A NOVA ÁGUIA pretende ser uma homenagem a essa tão importante revista da nossa História, procurando recriar o seu “espírito”, adaptado ao século XXI, conforme se pode ler no nosso
Manifesto.

Tal como n’ A Águia, procuraremos o contributo das mais relevantes figuras da nossa Cultura, que serão chamadas a reflectir sobre determinados temas:

- 1º número (1º semestre de 2008): A ideia de Pátria: sua actualidade.

- 2º número (2º semestre de 2008): António Vieira e o futuro da Lusofonia.

- 3º número (1º semestre de 2009): O legado de Agostinho da Silva, 15 anos após a sua morte.

- 4º número (2º semestre de 2009): Pascoaes, Portugal e a Europa: 20 anos após a queda do Muro de Berlim.

- 5º número (1º semestre de 2010): Os 100 anos d' A Águia e a situação cultural de hoje.

- 6º número (2º semestre de 2010): A República, 100 anos depois.

- 7º número (1º semestre de 2011): Fernando Pessoa: "Minha pátria é a língua portuguesa" (nos 15 anos da CPLP).

- 8º número (2º semestre de 2011): O Pensamento da Cultura de Língua Portuguesa: nos 30 anos da morte de Álvaro Ribeiro.

- 9º número (1º semestre de 2012): Nos 100 anos da Renascença Portuguesa: como será Portugal daqui a 100 anos?

- 10º número (2º semestre de 2012): Leonardo Coimbra, Dalila Pereira da Costa, Manuel Laranjeira e João de Deus: Razão e Espiritualidade.

- 11º número (1º semestre de 2013): "Da minha língua vê-se o mar": o Mar e a Lusofonia.

- 12º número (2º semestre de 2013): O pensamento de António Quadros - nos 20 anos do seu falecimento.

- 13º número (1º semestre de 2014): O balanço de Abril, 40 anos depois - nos 20 anos do falecimento de Agostinho da Silva.

- 14º número (2º semestre de 2014): 80 Anos da "Mensagem" – 8 Séculos da Língua Portuguesa.

- 15º número (1º semestre de 2015): Nos 100 Anos do “Orpheu” e da "Arte de Ser Português"

- 16º número (2º semestre de 2015): Quem tem medo da Filosofia Lusófona? Nos 100 anos do falecimento de Sampaio Bruno.

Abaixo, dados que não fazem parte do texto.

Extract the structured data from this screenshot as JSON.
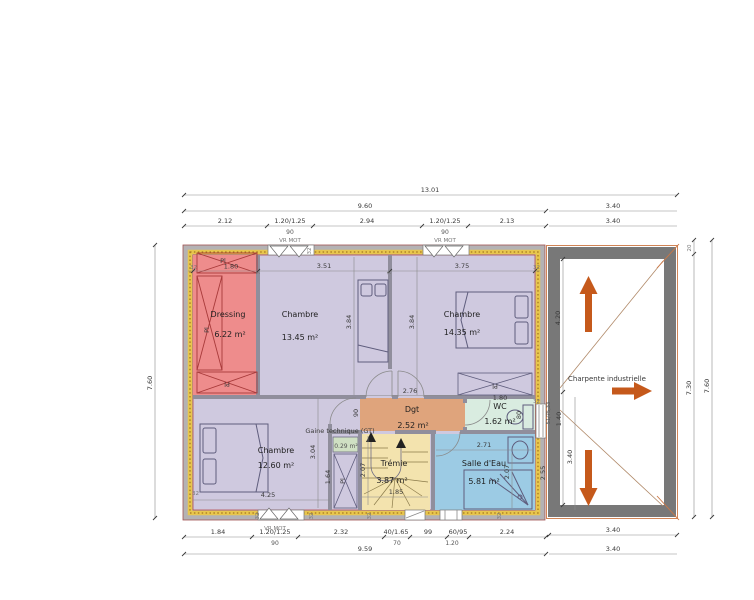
{
  "colors": {
    "bedroom_fill": "#cfc9df",
    "dressing_fill": "#ee8c8c",
    "dgt_fill": "#dfa47c",
    "wc_fill": "#d9ece0",
    "bath_fill": "#9ccbe4",
    "stair_fill": "#f3e3ae",
    "gt_fill": "#cfe0c3",
    "wall_gray": "#b4b2b4",
    "annex_wall": "#787878",
    "insulation": "#e8c64e",
    "arrow_orange": "#c5591b"
  },
  "rooms": {
    "dressing": {
      "name": "Dressing",
      "area": "6.22 m²"
    },
    "chambre1": {
      "name": "Chambre",
      "area": "13.45 m²"
    },
    "chambre2": {
      "name": "Chambre",
      "area": "14.35 m²"
    },
    "chambre3": {
      "name": "Chambre",
      "area": "12.60 m²"
    },
    "dgt": {
      "name": "Dgt",
      "area": "2.52 m²"
    },
    "wc": {
      "name": "WC",
      "area": "1.62 m²"
    },
    "bath": {
      "name": "Salle d'Eau",
      "area": "5.81 m²"
    },
    "stair": {
      "name": "Trémie",
      "area": "3.87 m²"
    },
    "gt": {
      "name": "Gaine technique (GT)",
      "area": "0.29 m²"
    },
    "annex": {
      "name": "Charpente industrielle"
    },
    "closet_label": "Pl"
  },
  "dims": {
    "top": {
      "total": "13.01",
      "main": "9.60",
      "annex_a": "3.40",
      "annex_b": "3.40",
      "seg1": "2.12",
      "seg2": "1.20/1.25",
      "seg3": "2.94",
      "seg4": "1.20/1.25",
      "seg5": "2.13",
      "w90a": "90",
      "w90b": "90",
      "vr_a": "VR MOT",
      "vr_b": "VR MOT"
    },
    "bottom": {
      "seg1": "1.84",
      "seg2": "1.20/1.25",
      "seg3": "2.32",
      "seg4": "40/1.65",
      "seg5": "99",
      "seg6": "60/95",
      "seg7": "2.24",
      "w90": "90",
      "d70": "70",
      "w120": "1.20",
      "total": "9.59",
      "annex_a": "3.40",
      "annex_b": "3.40",
      "vr": "VR MOT"
    },
    "left": {
      "total": "7.60"
    },
    "right": {
      "wall20": "20",
      "inner": "7.30",
      "outer": "7.60"
    },
    "interior": {
      "dressing_w": "1.80",
      "ch1_w": "3.51",
      "ch2_w": "3.75",
      "ch1_h": "3.84",
      "ch2_h": "3.84",
      "ch3_w": "4.25",
      "ch3_h": "3.04",
      "gt_h": "1.64",
      "dgt_w": "2.76",
      "dgt_h": "90",
      "wc_w": "1.80",
      "wc_h": "80",
      "bath_w": "2.71",
      "bath_h": "2.07",
      "stair_w": "1.85",
      "stair_h": "2.07",
      "annex_a": "4.20",
      "annex_b": "1.40",
      "annex_c": "3.40",
      "annex_d": "2.55",
      "annex_sill": "51/75,33",
      "wall32": "32",
      "wall7": "7"
    }
  }
}
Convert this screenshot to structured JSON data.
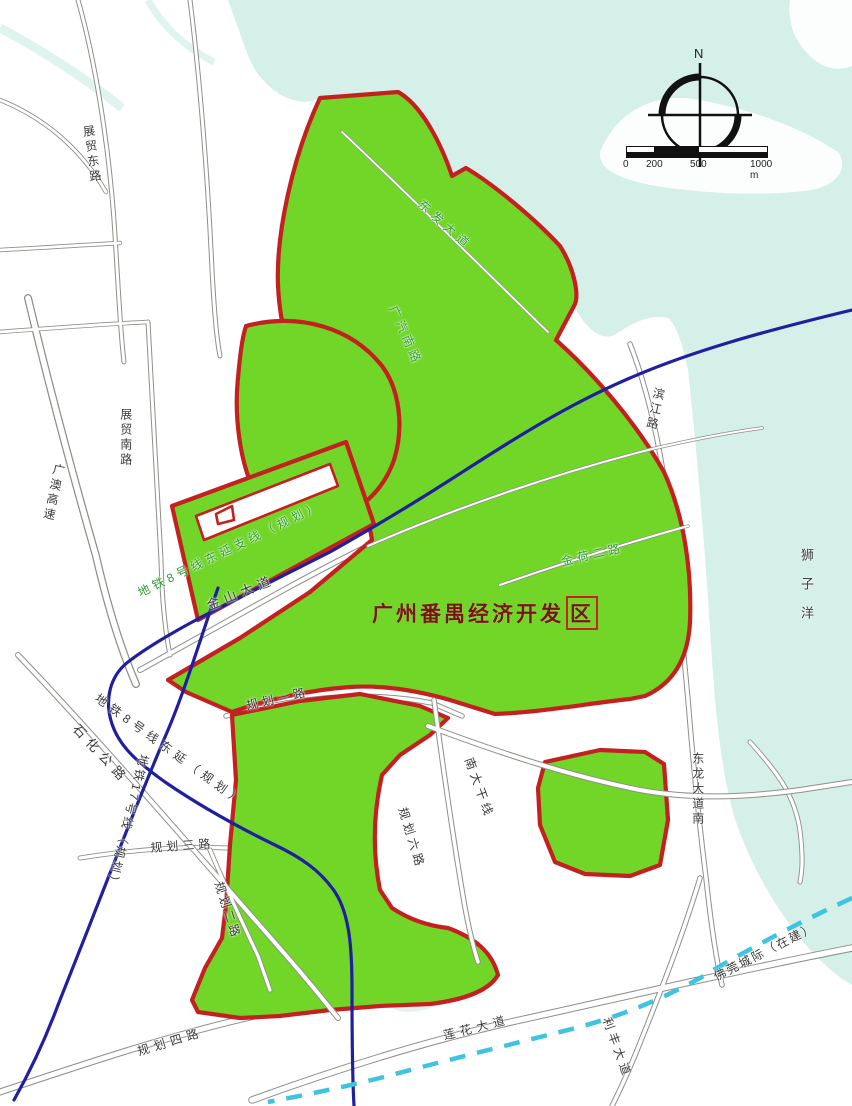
{
  "map": {
    "title_prefix": "广州番禺经济开发",
    "title_boxed": "区",
    "compass_n": "N",
    "scalebar": {
      "t0": "0",
      "t200": "200",
      "t500": "500",
      "t1000": "1000 m"
    },
    "labels": {
      "zhanmao_east_rd": "展贸东路",
      "zhanmao_south_rd": "展贸南路",
      "guangao_expwy": "广澳高速",
      "shihua_hwy": "石化公路",
      "jinshan_ave": "金山大道",
      "metro8_branch": "地铁8号线东延支线（规划）",
      "metro8_ext": "地铁8号线东延（规划）",
      "metro17": "地铁17号线（规划）",
      "guihua1_rd": "规划一路",
      "guihua2_rd": "规划二路",
      "guihua3_rd": "规划三路",
      "guihua4_rd": "规划四路",
      "guihua6_rd": "规划六路",
      "nanda_trunk": "南大干线",
      "lianhua_ave": "莲花大道",
      "lifeng_ave": "利丰大道",
      "foguan_intercity": "佛莞城际（在建）",
      "donglong_ave_south": "东龙大道南",
      "binjiang_rd": "滨江路",
      "shiziyang": "狮子洋",
      "dongfa_ave": "东发大道",
      "guangqi_south_rd": "广汽南路",
      "jinhe2_rd": "金荷二路"
    },
    "colors": {
      "zone_fill": "#72d629",
      "zone_border": "#c42020",
      "water": "#d5efe9",
      "metro_blue": "#1f1fa0",
      "intercity_cyan": "#3ec3e0",
      "title_red": "#7a1414"
    }
  }
}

- 17º número (1º semestre de 2016): A importância das Diásporas para a Lusofonia.

- 18º número (2º semestre de 2016): Autores em destaque - Ariano Suassuna, Delfim Santos e Vergílio Ferreira.

- 19º número (1º semestre de 2017): O Balanço da CPLP: Comunidade dos Países de Língua Portuguesa ; Afonso de Albuquerque: 500 anos depois.

- 20º número (2º semestre de 2017): autores em destaque – Francisco Manuel de Melo, Guerra Junqueiro, José Rodrigues, Lima de Freitas e Raul Brandão.

Para o 20º número, os textos devem ser enviados até ao final de Junho.

Sede Editorial: Zéfiro - Edições e Actividades Culturais, Apartado 21 (2711-953 Sintra).
Sede Institucional: MIL - Movimento Internacional Lusófono, Palácio da Independência, Largo de São Domingos, nº 11 (1150-320 Lisboa).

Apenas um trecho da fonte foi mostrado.